On Dec 23, 2020, at 8:01 PM, Andrea Arcangeli aarcange@redhat.com wrote:
On Wed, Dec 23, 2020 at 07:09:10PM -0800, Nadav Amit wrote:
Perhaps holding some small bitmap based on part of the deferred flushed pages (e.g., bits 12-17 of the address or some other kind of a single hash-function bloom-filter) would be more performant to avoid (most)
The concern here aren't only the page faults having to run the bloom filter, but how to manage the RAM storage pointed by the bloomfilter or whatever index into the storage, which would slowdown mprotect.
Granted that mprotect is slow to begin with, but the idea we can't make it any slower to make MADV_PAGEOUT or uffd-wp or clear_refs run faster since it's too important and too frequent in comparison.
Just to restrict the potential false positive IPI caused by page_count inevitable inaccuracies to uffd-wp and softdirty runtimes, a simple check on vm_flags should be enough.
Andrea,
I am not trying to be argumentative, and I did not think through about an alternative solution. It sounds to me that your proposed solution is correct and would probably be eventually (slightly) more efficient than anything that I can propose.
Yet, I do want to explain my position. Reasoning on TLB flushes is hard, as this long thread shows. The question is whether it has to be so hard. In theory, we can only think about architectural considerations - whether a PTE permissions are promoted/demoted and whether the PTE was changed/cleared.

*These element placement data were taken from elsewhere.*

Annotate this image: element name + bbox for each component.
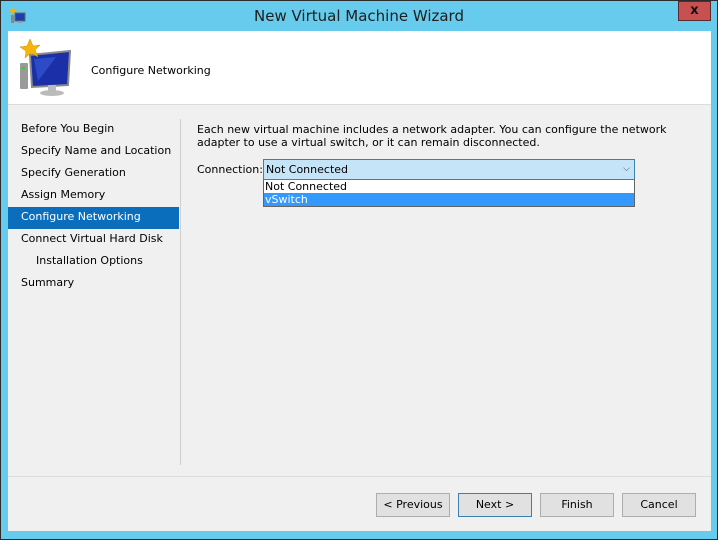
window-title: New Virtual Machine Wizard bbox=[254, 7, 464, 25]
nav-item-before-you-begin[interactable]: Before You Begin bbox=[8, 119, 179, 141]
networking-description: Each new virtual machine includes a netw… bbox=[197, 123, 667, 149]
wizard-client-area: Configure Networking Before You Begin Sp… bbox=[8, 31, 711, 531]
connection-label: Connection: bbox=[197, 163, 263, 176]
previous-button[interactable]: < Previous bbox=[376, 493, 450, 517]
title-bar[interactable]: New Virtual Machine Wizard x bbox=[1, 1, 717, 31]
nav-item-assign-memory[interactable]: Assign Memory bbox=[8, 185, 179, 207]
dropdown-option-not-connected[interactable]: Not Connected bbox=[264, 180, 634, 193]
nav-item-installation-options[interactable]: Installation Options bbox=[8, 251, 179, 273]
nav-item-specify-name-and-location[interactable]: Specify Name and Location bbox=[8, 141, 179, 163]
page-title: Configure Networking bbox=[91, 64, 211, 77]
footer-divider bbox=[8, 476, 711, 477]
nav-item-specify-generation[interactable]: Specify Generation bbox=[8, 163, 179, 185]
chevron-down-icon[interactable]: ⌵ bbox=[623, 160, 630, 179]
next-button[interactable]: Next > bbox=[458, 493, 532, 517]
wizard-steps-nav: Before You Begin Specify Name and Locati… bbox=[8, 119, 179, 295]
nav-item-connect-virtual-hard-disk[interactable]: Connect Virtual Hard Disk bbox=[8, 229, 179, 251]
connection-select[interactable]: Not Connected ⌵ bbox=[263, 159, 635, 180]
cancel-button[interactable]: Cancel bbox=[622, 493, 696, 517]
close-button[interactable]: x bbox=[678, 1, 711, 21]
nav-item-summary[interactable]: Summary bbox=[8, 273, 179, 295]
vertical-divider bbox=[180, 119, 181, 465]
wizard-window: New Virtual Machine Wizard x Configure N… bbox=[1, 1, 717, 539]
new-virtual-machine-icon bbox=[19, 38, 72, 96]
connection-selected-value: Not Connected bbox=[266, 163, 349, 176]
connection-dropdown-list: Not Connected vSwitch bbox=[263, 180, 635, 207]
finish-button[interactable]: Finish bbox=[540, 493, 614, 517]
dropdown-option-vswitch[interactable]: vSwitch bbox=[264, 193, 634, 206]
nav-item-configure-networking[interactable]: Configure Networking bbox=[8, 207, 179, 229]
wizard-header: Configure Networking bbox=[8, 31, 711, 105]
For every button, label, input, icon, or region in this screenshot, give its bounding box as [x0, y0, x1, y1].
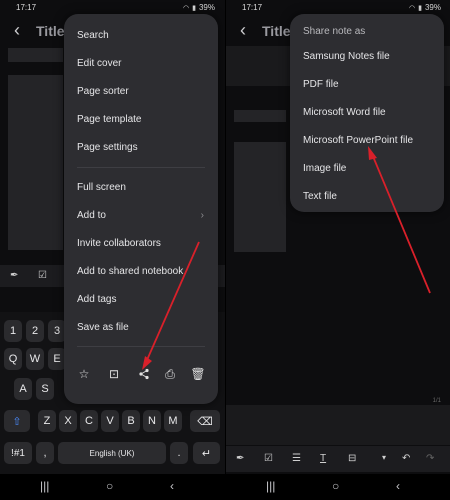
chevron-right-icon: › [200, 210, 204, 221]
period-key[interactable]: . [170, 442, 188, 464]
key-s[interactable]: S [36, 378, 54, 400]
key-w[interactable]: W [26, 348, 44, 370]
key-m[interactable]: M [164, 410, 182, 432]
menu-divider [77, 346, 205, 347]
menu-page-template[interactable]: Page template [77, 114, 142, 125]
wifi-icon: ◠ [183, 4, 190, 12]
share-samsung-notes-file[interactable]: Samsung Notes file [303, 51, 390, 62]
left-screenshot: 17:17 ◠ ▮ 39% ‹ Title ✒ ☑ 1 2 3 4 5 Q W … [0, 0, 225, 500]
home-icon[interactable]: ○ [106, 479, 113, 493]
back-icon[interactable]: ‹ [14, 20, 20, 41]
menu-add-tags[interactable]: Add tags [77, 294, 116, 305]
share-word-file[interactable]: Microsoft Word file [303, 107, 386, 118]
menu-edit-cover[interactable]: Edit cover [77, 58, 121, 69]
text-style-icon[interactable]: T [320, 453, 326, 464]
pen-style-icon[interactable]: ✒ [236, 453, 244, 464]
home-icon[interactable]: ○ [332, 479, 339, 493]
note-page-preview [234, 142, 286, 252]
print-icon[interactable]: ⎙ [160, 364, 180, 384]
enter-icon[interactable]: ↵ [193, 442, 220, 464]
menu-action-row: ☆ ⊡ ⎙ 🗑 [64, 364, 218, 392]
more-options-menu: Search Edit cover Page sorter Page templ… [64, 14, 218, 404]
editor-toolbar: ✒ ☑ ☰ T ⊟ ▾ ↶ ↷ [226, 446, 450, 472]
comma-key[interactable]: , [36, 442, 54, 464]
key-a[interactable]: A [14, 378, 32, 400]
battery-level: 39% [424, 3, 441, 12]
share-pdf-file[interactable]: PDF file [303, 79, 339, 90]
back-icon[interactable]: ‹ [240, 20, 246, 41]
key-2[interactable]: 2 [26, 320, 44, 342]
note-page-preview [8, 75, 63, 250]
key-b[interactable]: B [122, 410, 140, 432]
key-1[interactable]: 1 [4, 320, 22, 342]
nav-back-icon[interactable]: ‹ [396, 479, 400, 493]
share-image-file[interactable]: Image file [303, 163, 346, 174]
text-box-icon[interactable]: ⊟ [348, 453, 356, 464]
menu-save-as-file[interactable]: Save as file [77, 322, 129, 333]
signal-icon: ▮ [418, 4, 422, 12]
system-nav-bar: ||| ○ ‹ [0, 474, 225, 500]
space-key[interactable]: English (UK) [58, 442, 166, 464]
checkbox-icon[interactable]: ☑ [38, 270, 47, 281]
menu-divider [77, 167, 205, 168]
menu-page-sorter[interactable]: Page sorter [77, 86, 129, 97]
page-indicator: 1/1 [432, 398, 441, 404]
system-nav-bar: ||| ○ ‹ [226, 474, 450, 500]
menu-invite-collaborators[interactable]: Invite collaborators [77, 238, 161, 249]
note-title[interactable]: Title [36, 23, 65, 39]
menu-add-to-shared-notebook[interactable]: Add to shared notebook [77, 266, 183, 277]
backspace-icon[interactable]: ⌫ [190, 410, 220, 432]
battery-level: 39% [198, 3, 215, 12]
share-note-menu: Share note as Samsung Notes file PDF fil… [290, 14, 444, 212]
key-z[interactable]: Z [38, 410, 56, 432]
key-c[interactable]: C [80, 410, 98, 432]
share-powerpoint-file[interactable]: Microsoft PowerPoint file [303, 135, 413, 146]
checkbox-icon[interactable]: ☑ [264, 453, 273, 464]
recents-icon[interactable]: ||| [266, 479, 275, 493]
note-footer-area [226, 405, 450, 445]
key-n[interactable]: N [143, 410, 161, 432]
share-menu-header: Share note as [303, 26, 366, 37]
redo-icon[interactable]: ↷ [426, 453, 434, 464]
note-placeholder [8, 48, 63, 62]
more-tools-icon[interactable]: ▾ [382, 453, 386, 462]
status-time: 17:17 [16, 3, 37, 12]
menu-page-settings[interactable]: Page settings [77, 142, 138, 153]
key-x[interactable]: X [59, 410, 77, 432]
share-text-file[interactable]: Text file [303, 191, 337, 202]
status-time: 17:17 [242, 3, 263, 12]
note-title[interactable]: Title [262, 23, 291, 39]
menu-full-screen[interactable]: Full screen [77, 182, 126, 193]
note-placeholder [234, 110, 286, 122]
nav-back-icon[interactable]: ‹ [170, 479, 174, 493]
symbols-key[interactable]: !#1 [4, 442, 32, 464]
trash-icon[interactable]: 🗑 [188, 364, 208, 384]
lock-icon[interactable]: ⊡ [104, 364, 124, 384]
key-q[interactable]: Q [4, 348, 22, 370]
share-icon[interactable] [134, 364, 154, 384]
key-v[interactable]: V [101, 410, 119, 432]
menu-search[interactable]: Search [77, 30, 109, 41]
right-screenshot: 17:17 ◠ ▮ 39% ‹ Title 1/1 ✒ ☑ ☰ T ⊟ ▾ ↶ … [226, 0, 450, 500]
undo-icon[interactable]: ↶ [402, 453, 410, 464]
star-icon[interactable]: ☆ [74, 364, 94, 384]
menu-add-to[interactable]: Add to [77, 210, 106, 221]
pen-style-icon[interactable]: ✒ [10, 270, 18, 281]
signal-icon: ▮ [192, 4, 196, 12]
text-format-icon[interactable]: ☰ [292, 453, 301, 464]
wifi-icon: ◠ [409, 4, 416, 12]
shift-key-icon[interactable]: ⇧ [4, 410, 30, 432]
recents-icon[interactable]: ||| [40, 479, 49, 493]
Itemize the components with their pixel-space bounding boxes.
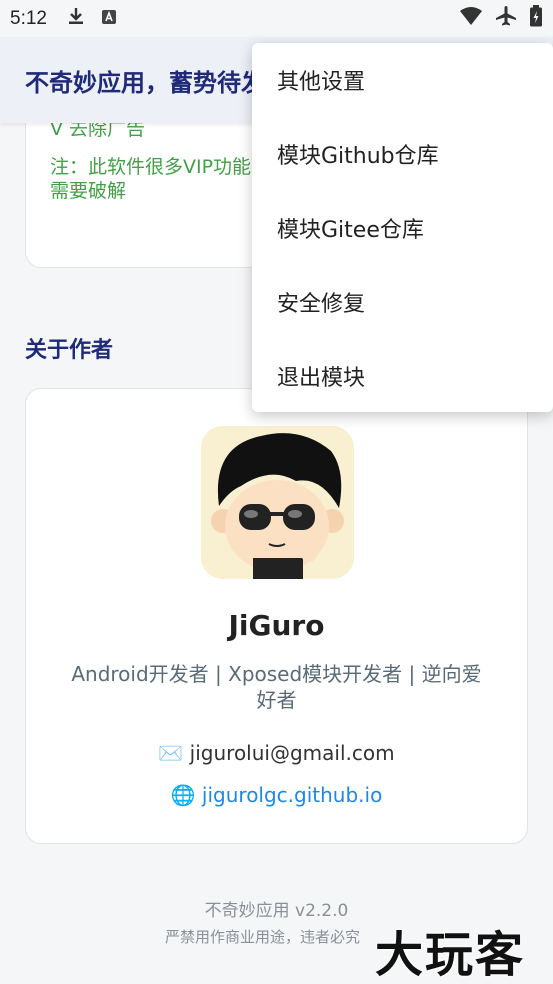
wifi-icon <box>459 6 483 31</box>
footer-warning: 严禁用作商业用途，违者必究 <box>165 928 361 946</box>
menu-item-github-repo[interactable]: 模块Github仓库 <box>252 117 553 191</box>
app-notification-icon <box>101 8 117 30</box>
overflow-menu: 其他设置 模块Github仓库 模块Gitee仓库 安全修复 退出模块 <box>252 43 553 412</box>
author-card: JiGuro Android开发者 | Xposed模块开发者 | 逆向爱好者 … <box>25 388 528 844</box>
about-section-title: 关于作者 <box>25 338 114 363</box>
notice-note: 注：此软件很多VIP功能需要破解 <box>50 156 252 202</box>
download-icon <box>67 7 85 30</box>
author-website-link[interactable]: 🌐 jigurolgc.github.io <box>26 783 527 807</box>
author-website-text: jigurolgc.github.io <box>201 783 383 807</box>
status-time: 5:12 <box>10 7 47 29</box>
menu-item-gitee-repo[interactable]: 模块Gitee仓库 <box>252 191 553 265</box>
menu-item-security-fix[interactable]: 安全修复 <box>252 265 553 339</box>
watermark-logo: 大玩客 <box>375 927 526 983</box>
author-name: JiGuro <box>228 609 325 642</box>
menu-item-other-settings[interactable]: 其他设置 <box>252 43 553 117</box>
globe-icon: 🌐 <box>170 783 196 807</box>
author-email-text: jigurolui@gmail.com <box>189 741 395 765</box>
app-title: 不奇妙应用，蓄势待发 <box>25 68 265 97</box>
author-description: Android开发者 | Xposed模块开发者 | 逆向爱好者 <box>71 662 482 712</box>
status-bar: 5:12 <box>0 0 553 37</box>
avatar <box>201 426 354 579</box>
airplane-mode-icon <box>495 5 517 32</box>
author-email-link[interactable]: ✉️ jigurolui@gmail.com <box>26 741 527 765</box>
battery-icon <box>529 5 543 32</box>
menu-item-exit-module[interactable]: 退出模块 <box>252 339 553 413</box>
envelope-icon: ✉️ <box>158 741 184 765</box>
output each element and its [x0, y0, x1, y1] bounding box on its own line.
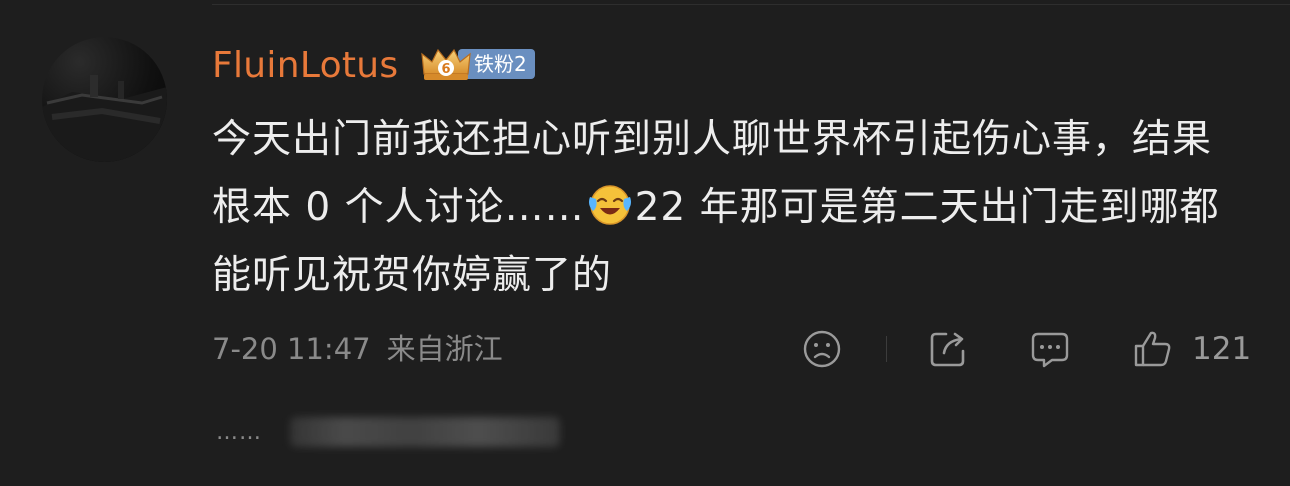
- laugh-cry-emoji-icon: [588, 185, 631, 225]
- reply-preview[interactable]: ……: [216, 412, 560, 452]
- timestamp: 7-20 11:47: [212, 332, 371, 366]
- comment-icon[interactable]: [1030, 329, 1070, 369]
- comment-text: 今天出门前我还担心听到别人聊世界杯引起伤心事，结果根本 0 个人讨论…… 22 …: [212, 106, 1232, 310]
- top-divider: [212, 4, 1290, 5]
- blurred-reply-placeholder: [290, 417, 560, 447]
- like-count: 121: [1192, 331, 1252, 367]
- action-divider: [886, 336, 887, 362]
- comment-meta: 7-20 11:47 来自浙江: [212, 326, 503, 372]
- fan-level-number: 6: [441, 62, 450, 77]
- sad-face-icon[interactable]: [802, 329, 842, 369]
- username[interactable]: FluinLotus: [212, 40, 398, 92]
- location: 来自浙江: [386, 332, 503, 366]
- reply-preview-ellipsis: ……: [216, 419, 262, 445]
- fan-badge[interactable]: 6 铁粉2: [420, 44, 535, 84]
- crown-icon: 6: [421, 48, 471, 80]
- share-icon[interactable]: [928, 329, 968, 369]
- avatar-image: [42, 75, 167, 162]
- avatar[interactable]: [42, 37, 167, 162]
- thumbs-up-icon[interactable]: [1132, 329, 1172, 369]
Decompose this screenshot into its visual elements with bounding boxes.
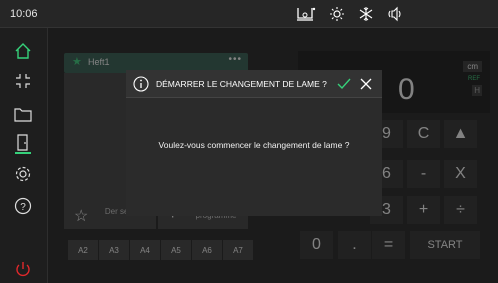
file-name: Heft1 (88, 57, 110, 67)
clock: 10:06 (10, 8, 38, 20)
sound-icon[interactable] (387, 6, 403, 22)
star-outline-icon: ☆ (74, 208, 89, 225)
info-icon (133, 76, 149, 97)
key-clear[interactable]: C (407, 120, 440, 148)
settings-icon[interactable] (12, 163, 34, 185)
key-eject[interactable]: ▲ (444, 120, 477, 148)
start-button[interactable]: START (410, 231, 480, 259)
key-multiply[interactable]: X (444, 160, 477, 188)
key-0[interactable]: 0 (300, 231, 333, 259)
dialog-title: DÉMARRER LE CHANGEMENT DE LAME ? (156, 79, 327, 89)
folder-icon[interactable] (12, 103, 34, 125)
key-divide[interactable]: ÷ (444, 196, 477, 224)
dialog-message: Voulez-vous commencer le changement de l… (158, 140, 350, 150)
power-icon[interactable] (12, 258, 34, 280)
help-icon[interactable]: ? (12, 195, 34, 217)
unit-badge[interactable]: cm (463, 61, 482, 72)
program-a3[interactable]: A3 (99, 240, 129, 260)
door-icon[interactable] (12, 133, 34, 155)
key-decimal[interactable]: . (338, 231, 371, 259)
display-value: 0 (398, 73, 415, 106)
program-a4[interactable]: A4 (130, 240, 160, 260)
home-icon[interactable] (12, 40, 34, 62)
dialog-header: DÉMARRER LE CHANGEMENT DE LAME ? (126, 70, 382, 98)
mode-badge[interactable]: H (472, 85, 482, 96)
star-icon: ★ (72, 56, 82, 68)
key-minus[interactable]: - (407, 160, 440, 188)
status-icons (296, 5, 403, 23)
more-icon[interactable]: ••• (228, 54, 242, 65)
program-a7[interactable]: A7 (223, 240, 253, 260)
program-a6[interactable]: A6 (192, 240, 222, 260)
ref-label: REF (468, 76, 480, 82)
program-a5[interactable]: A5 (161, 240, 191, 260)
key-equals[interactable]: = (372, 231, 405, 259)
close-icon[interactable] (358, 76, 374, 97)
sidebar: ? (0, 28, 48, 283)
vent-icon[interactable] (358, 6, 374, 22)
machine-icon[interactable] (296, 6, 316, 22)
top-bar: 10:06 (0, 0, 498, 28)
key-plus[interactable]: + (407, 196, 440, 224)
blade-change-dialog: DÉMARRER LE CHANGEMENT DE LAME ? Voulez-… (126, 70, 382, 216)
program-row: A2 A3 A4 A5 A6 A7 (68, 240, 253, 260)
light-icon[interactable] (329, 6, 345, 22)
svg-text:?: ? (20, 202, 26, 213)
expand-icon[interactable] (12, 70, 34, 92)
confirm-check-icon[interactable] (336, 76, 352, 97)
program-a2[interactable]: A2 (68, 240, 98, 260)
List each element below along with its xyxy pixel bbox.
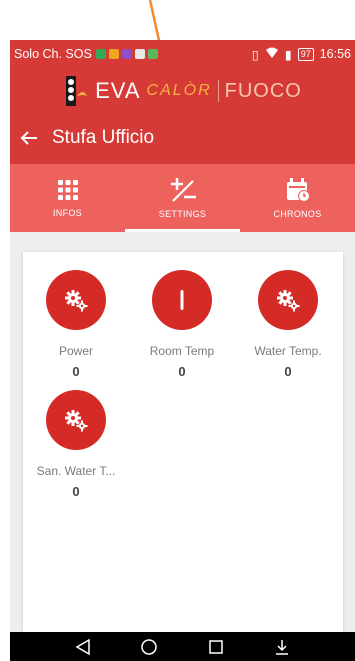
app-notification-icon bbox=[134, 49, 145, 59]
carrier-name: Solo Ch. SOS bbox=[14, 47, 92, 61]
status-bar: Solo Ch. SOS ▯ ▮ 97 16:56 bbox=[10, 40, 355, 68]
param-label: Water Temp. bbox=[254, 344, 322, 358]
sim-icon: ▮ bbox=[284, 47, 292, 62]
param-icon-circle bbox=[258, 270, 318, 330]
clock: 16:56 bbox=[319, 47, 351, 61]
gears-icon bbox=[65, 290, 88, 312]
nav-recents-button[interactable] bbox=[202, 636, 230, 658]
tab-label: SETTINGS bbox=[158, 209, 207, 219]
param-icon-circle bbox=[152, 270, 212, 330]
param-label: San. Water T... bbox=[36, 464, 116, 478]
notification-icons bbox=[95, 49, 158, 59]
param-value: 0 bbox=[72, 364, 80, 379]
logo-fuoco-text: FUOCO bbox=[224, 79, 302, 102]
param-value: 0 bbox=[178, 364, 186, 379]
tab-bar: INFOS SETTINGS CHRONOS bbox=[10, 164, 355, 232]
app-bar: EVA CALÒR FUOCO Stufa Ufficio bbox=[10, 68, 355, 164]
brand-logo: EVA CALÒR FUOCO bbox=[10, 72, 355, 110]
system-nav-bar bbox=[10, 632, 355, 661]
plus-minus-icon bbox=[170, 178, 196, 202]
app-notification-icon bbox=[147, 49, 158, 59]
tab-label: INFOS bbox=[52, 208, 82, 218]
param-san-water-temp[interactable]: San. Water T... 0 bbox=[23, 390, 129, 510]
gears-icon bbox=[277, 290, 300, 312]
square-recents-icon bbox=[208, 639, 223, 654]
param-power[interactable]: Power 0 bbox=[23, 270, 129, 390]
pull-down-icon bbox=[275, 639, 288, 655]
nav-home-button[interactable] bbox=[135, 636, 163, 658]
vibrate-icon: ▯ bbox=[251, 47, 259, 62]
page-title: Stufa Ufficio bbox=[52, 127, 155, 148]
arrow-left-icon bbox=[20, 131, 37, 145]
gears-icon bbox=[65, 410, 88, 432]
param-label: Power bbox=[58, 344, 93, 358]
app-notification-icon bbox=[121, 49, 132, 59]
param-icon-circle bbox=[46, 270, 106, 330]
param-label: Room Temp bbox=[149, 344, 215, 358]
nav-back-button[interactable] bbox=[69, 636, 97, 658]
tab-chronos[interactable]: CHRONOS bbox=[240, 164, 355, 232]
battery-icon: 97 bbox=[297, 47, 314, 61]
thermometer-icon bbox=[180, 290, 184, 310]
app-notification-icon bbox=[108, 49, 119, 59]
tab-settings[interactable]: SETTINGS bbox=[125, 164, 240, 232]
circle-home-icon bbox=[141, 638, 158, 655]
nav-notifications-button[interactable] bbox=[268, 636, 296, 658]
param-value: 0 bbox=[284, 364, 292, 379]
logo-eva-text: EVA bbox=[95, 78, 141, 103]
settings-card: Power 0 Room Temp 0 Water Temp. 0 San. W… bbox=[23, 252, 343, 632]
param-icon-circle bbox=[46, 390, 106, 450]
tab-infos[interactable]: INFOS bbox=[10, 164, 125, 232]
settings-content: Power 0 Room Temp 0 Water Temp. 0 San. W… bbox=[10, 232, 355, 632]
param-water-temp[interactable]: Water Temp. 0 bbox=[235, 270, 341, 390]
triangle-back-icon bbox=[75, 638, 90, 655]
flame-logo-icon bbox=[66, 76, 88, 106]
param-grid: Power 0 Room Temp 0 Water Temp. 0 San. W… bbox=[23, 270, 343, 510]
logo-calor-text: CALÒR bbox=[146, 82, 212, 99]
param-room-temp[interactable]: Room Temp 0 bbox=[129, 270, 235, 390]
tab-label: CHRONOS bbox=[273, 209, 322, 219]
calendar-clock-icon bbox=[286, 178, 310, 202]
param-value: 0 bbox=[72, 484, 80, 499]
logo-separator bbox=[217, 80, 219, 102]
grid-dots-icon bbox=[57, 180, 78, 200]
wifi-icon bbox=[265, 47, 279, 62]
back-button[interactable] bbox=[10, 119, 48, 157]
app-notification-icon bbox=[95, 49, 106, 59]
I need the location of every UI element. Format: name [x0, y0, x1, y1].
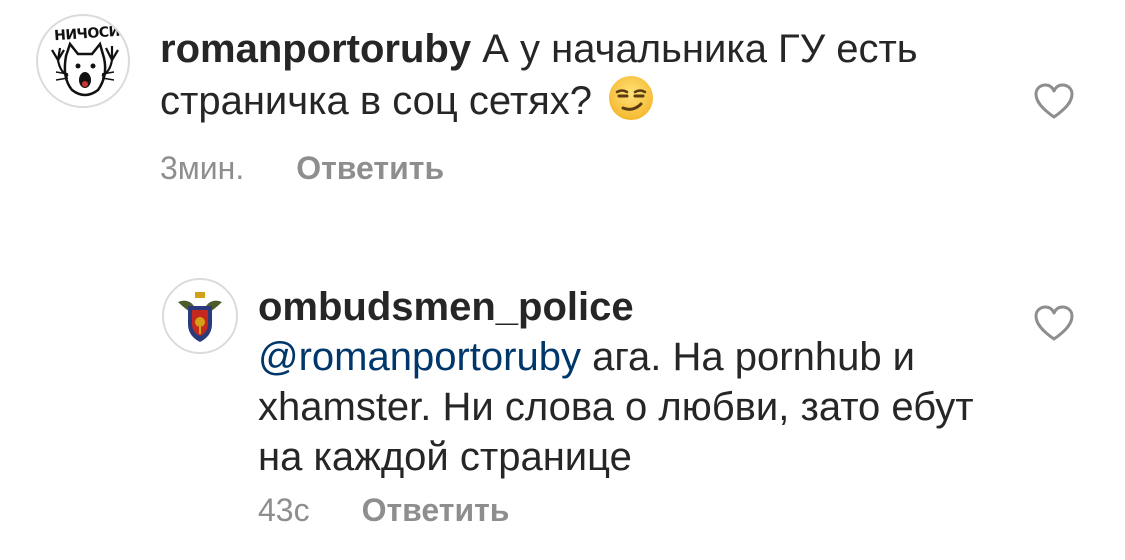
comment-body: ombudsmen_police @romanportoruby ага. На… — [258, 282, 998, 482]
comment-meta: 3мин. Ответить — [160, 150, 444, 187]
reply-button[interactable]: Ответить — [362, 492, 510, 529]
heart-outline-icon[interactable] — [1033, 304, 1075, 342]
comment-timestamp: 43с — [258, 492, 310, 528]
comment-timestamp: 3мин. — [160, 150, 245, 186]
comment-username[interactable]: ombudsmen_police — [258, 285, 634, 329]
reply-button[interactable]: Ответить — [296, 150, 444, 187]
cat-illustration-icon — [51, 41, 119, 97]
smirk-emoji-icon — [609, 76, 654, 120]
police-emblem-icon — [166, 282, 234, 350]
heart-outline-icon[interactable] — [1033, 82, 1075, 120]
mention-link[interactable]: @romanportoruby — [258, 335, 581, 379]
comment-item: ombudsmen_police @romanportoruby ага. На… — [0, 262, 1125, 560]
comment-body: romanportoruby А у начальника ГУ есть ст… — [160, 24, 960, 126]
comment-meta: 43с Ответить — [258, 492, 509, 529]
avatar[interactable]: НИЧОСИ — [36, 14, 130, 108]
comment-username[interactable]: romanportoruby — [160, 27, 471, 71]
avatar[interactable] — [162, 278, 238, 354]
comment-item: НИЧОСИ romanportoruby А у начальника ГУ … — [0, 0, 1125, 230]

Obviously, it is more complex than that. Yet, once you add into the equation various parameters such as the VMA flags or whether a page is locked (which Mel told me was once a consideration), things become much more complicated. If all the logic of TLB flushes had been concentrated in a single point and maintenance of this code did not require thought about users and use-cases, I think things would have been much simpler, at least for me.
Regards, Nadav